If the deceased was a parent,  the male mourners are required to say Kaddish for eleven months,  and will often attend Synagogue for this period even if they did not do so before. This is in order to 'raise the soul' of the departed. It is a special honour for the deceased for the male mourners to lead prayer services during this period, and will be invited to do so at Northwood US if they are able to. This period is 30 days for a departed child, sibling or spouse.

Yahrzheit and Yizkor

The year anniversary of the death is known as the Yahrzheit. Please inform the Synagogue office if you have an approaching Yahrzheit in order to be called up on the Shabbat before the Yahrzheit occurs. Special prayers will be said after the call up to the Torah, called an Azkarah ('remembrance').

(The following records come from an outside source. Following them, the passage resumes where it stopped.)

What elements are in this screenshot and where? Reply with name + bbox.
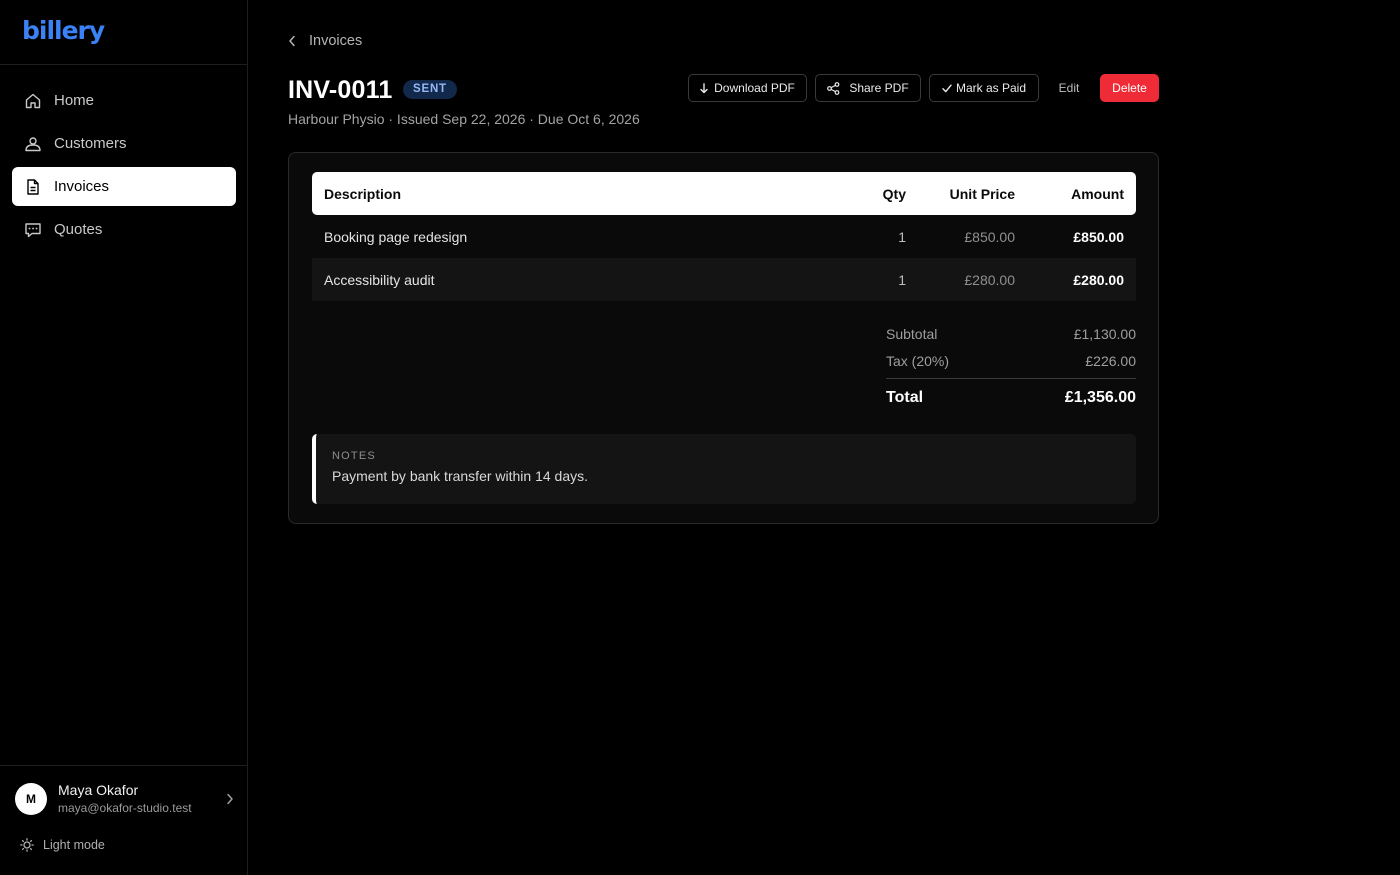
mark-paid-button[interactable]: Mark as Paid bbox=[929, 74, 1039, 102]
column-header-qty: Qty bbox=[882, 185, 906, 202]
totals-summary: Subtotal £1,130.00 Tax (20%) £226.00 Tot… bbox=[886, 320, 1136, 417]
arrow-down-icon bbox=[700, 82, 708, 94]
back-link-label: Invoices bbox=[309, 33, 363, 49]
line-amount: £850.00 bbox=[1073, 228, 1124, 245]
total-label: Total bbox=[886, 389, 924, 406]
home-icon bbox=[24, 92, 42, 110]
sidebar-item-invoices[interactable]: Invoices bbox=[12, 167, 236, 206]
line-qty: 1 bbox=[898, 228, 906, 245]
user-email: maya@okafor-studio.test bbox=[58, 801, 192, 815]
table-row: Booking page redesign 1 £850.00 £850.00 bbox=[312, 215, 1136, 258]
status-badge: SENT bbox=[403, 80, 457, 99]
share-pdf-button[interactable]: Share PDF bbox=[815, 74, 921, 102]
user-name: Maya Okafor bbox=[58, 782, 139, 798]
user-info: Maya Okafor maya@okafor-studio.test bbox=[58, 782, 225, 816]
sidebar-item-home[interactable]: Home bbox=[12, 81, 236, 120]
line-unit-price: £280.00 bbox=[964, 271, 1015, 288]
tax-value: £226.00 bbox=[1085, 352, 1136, 369]
column-header-description: Description bbox=[324, 185, 402, 202]
document-icon bbox=[24, 178, 42, 196]
notes-text: Payment by bank transfer within 14 days. bbox=[332, 468, 589, 484]
invoice-meta: Harbour Physio · Issued Sep 22, 2026 · D… bbox=[288, 111, 640, 127]
page-title: INV-0011 bbox=[288, 76, 393, 104]
theme-toggle[interactable]: Light mode bbox=[20, 837, 105, 853]
mark-paid-label: Mark as Paid bbox=[955, 81, 1027, 95]
sidebar-divider bbox=[0, 765, 248, 766]
total-row: Total £1,356.00 bbox=[886, 379, 1136, 417]
chevron-right-icon bbox=[225, 793, 235, 805]
sidebar-divider bbox=[0, 64, 248, 65]
users-icon bbox=[24, 135, 42, 153]
download-pdf-button[interactable]: Download PDF bbox=[688, 74, 807, 102]
total-value: £1,356.00 bbox=[1064, 389, 1136, 406]
chevron-left-icon bbox=[288, 34, 300, 48]
subtotal-row: Subtotal £1,130.00 bbox=[886, 320, 1136, 347]
line-unit-price: £850.00 bbox=[964, 228, 1015, 245]
sidebar-nav: Home Customers Invoices Quotes bbox=[12, 81, 236, 253]
line-description: Booking page redesign bbox=[324, 228, 468, 245]
subtotal-value: £1,130.00 bbox=[1073, 325, 1136, 342]
tax-row: Tax (20%) £226.00 bbox=[886, 347, 1136, 374]
line-qty: 1 bbox=[898, 271, 906, 288]
column-header-unit-price: Unit Price bbox=[949, 185, 1015, 202]
back-link[interactable]: Invoices bbox=[288, 31, 362, 51]
table-row: Accessibility audit 1 £280.00 £280.00 bbox=[312, 258, 1136, 301]
edit-button[interactable]: Edit bbox=[1044, 74, 1094, 102]
line-description: Accessibility audit bbox=[324, 271, 435, 288]
theme-toggle-label: Light mode bbox=[43, 838, 105, 852]
line-amount: £280.00 bbox=[1073, 271, 1124, 288]
brand-logo[interactable]: billery bbox=[22, 14, 105, 48]
share-pdf-label: Share PDF bbox=[849, 81, 909, 95]
sidebar-item-label: Home bbox=[54, 92, 95, 109]
chat-icon bbox=[24, 221, 42, 239]
tax-label: Tax (20%) bbox=[886, 352, 950, 369]
sun-icon bbox=[20, 838, 34, 852]
invoice-card: Description Qty Unit Price Amount Bookin… bbox=[288, 152, 1159, 524]
table-header: Description Qty Unit Price Amount bbox=[312, 172, 1136, 215]
notes-label: NOTES bbox=[332, 450, 376, 462]
sidebar-item-label: Invoices bbox=[54, 178, 110, 195]
sidebar-item-label: Customers bbox=[54, 135, 127, 152]
notes-block: NOTES Payment by bank transfer within 14… bbox=[312, 434, 1136, 504]
download-pdf-label: Download PDF bbox=[714, 81, 795, 95]
user-menu[interactable]: M Maya Okafor maya@okafor-studio.test bbox=[15, 782, 235, 816]
share-icon bbox=[827, 81, 840, 95]
sidebar-item-customers[interactable]: Customers bbox=[12, 124, 236, 163]
sidebar: billery Home Customers Invoices Quotes M… bbox=[0, 0, 248, 875]
check-icon bbox=[942, 84, 952, 93]
delete-button[interactable]: Delete bbox=[1100, 74, 1159, 102]
subtotal-label: Subtotal bbox=[886, 325, 938, 342]
column-header-amount: Amount bbox=[1071, 185, 1124, 202]
brand-name: billery bbox=[22, 16, 105, 45]
avatar: M bbox=[15, 783, 47, 815]
sidebar-item-label: Quotes bbox=[54, 221, 103, 238]
sidebar-item-quotes[interactable]: Quotes bbox=[12, 210, 236, 249]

The Yizkor Service is held on the 8th day of Pesach, 2nd day Shavuot, Yom Kippur and Shemini Atzeret. The Yizkor Service consists of public prayers for those murdered in the Holocaust and soldiers who died serving in the Israeli army, as well as private prayers for deceased relatives. In addition to this, on Yom Kippur the names of the departed relatives are read out.
It is customary but not necessary for members who have not lost a relative to leave during this service.